There’s a new propulsion technology on the horizon that uses an incredibly dense element called thorium. It’s so dense that even the smallest grain of it has the potential to create more heat than a dozen clones of Eva Mendes.

And okay, we're well aware that nobody apart from Rolls-Royce and maybe Bentley could make a car that could last for 100 years, but it's a nice round number and it's what's on the table.

An American company called Laser Power Systems is working on using thorium to generate enough energy to create a laser, which heats water and creates steam that can ultimately provide motion. Just eight grams of thorium is enough to power a car for a century, and while it’s in the early stages it’s genuinely viable.

The current prototype ‘engine’ is said to weigh about 225kg, making it comparable with internal combustion motors.
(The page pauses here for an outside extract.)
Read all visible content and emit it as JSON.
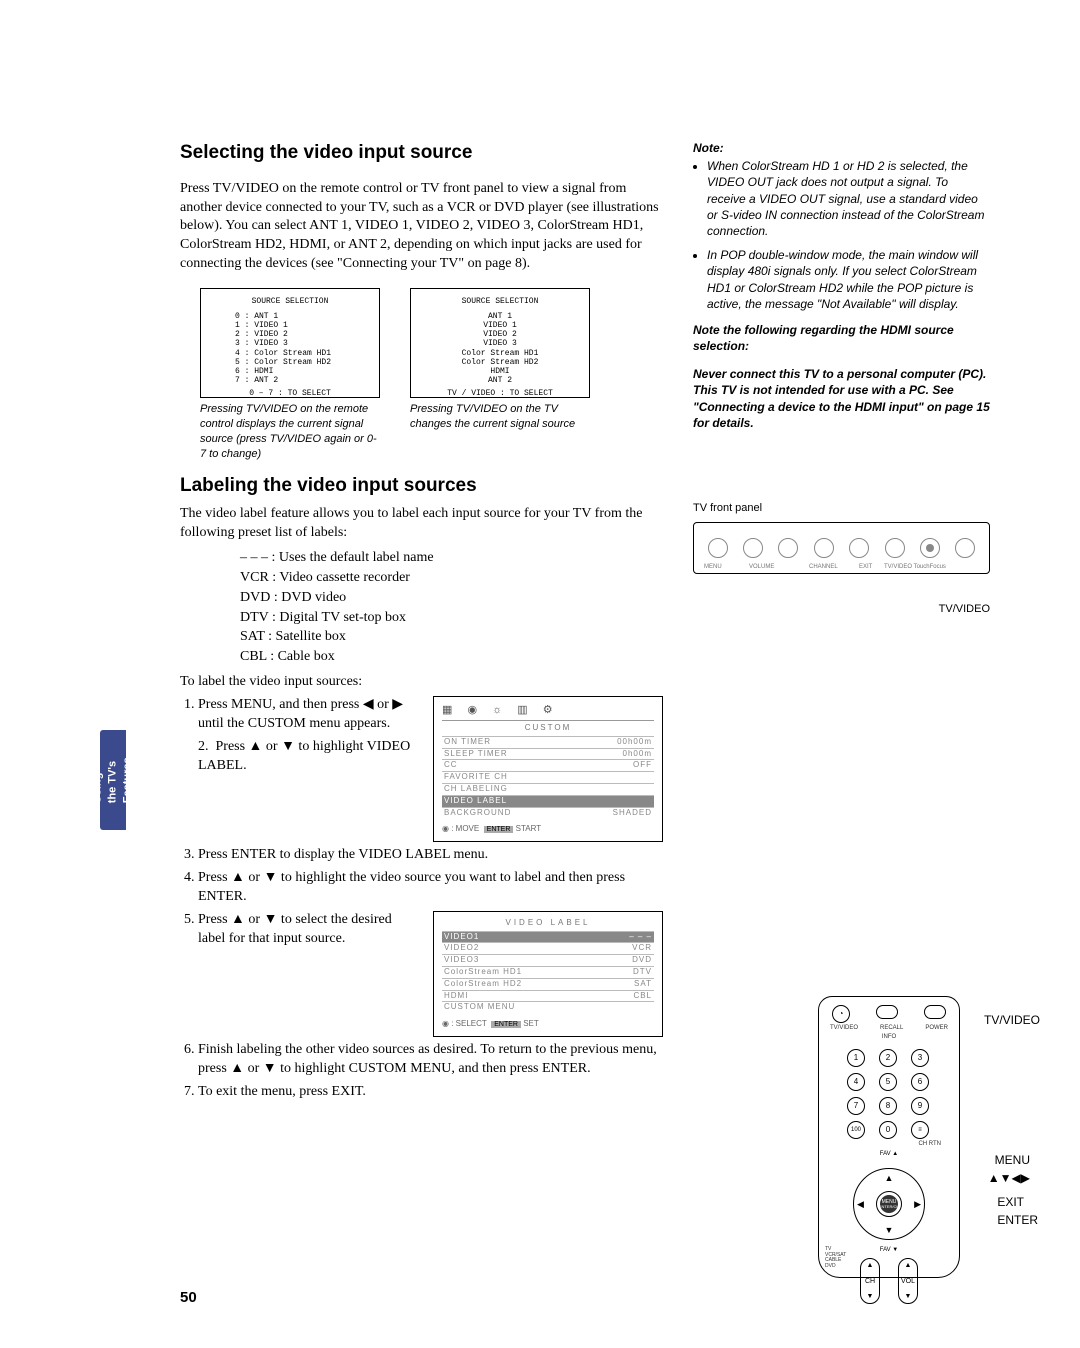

The real eye-opener is that one gram of thorium is said to contain more energy than 28,000 litres of unleaded.

That’s the equivalent of 509 full fill-ups of a 55-litre petrol tank, and when the average European Joe will only fill his tank about 50 times over three years, that makes thorium a huge deal. With low mileage a thorium car could run for 10 decades.

What’s more, there’s much less environmental risk than with nuclear power. At worst thorium power produces 10 times less long-lived radiation than typical nuclear fission. At best, we’re talking 10,000 times less. Bit of a no-brainer, really, especially if the government ends up deciding to bury it at the bottom of your garden.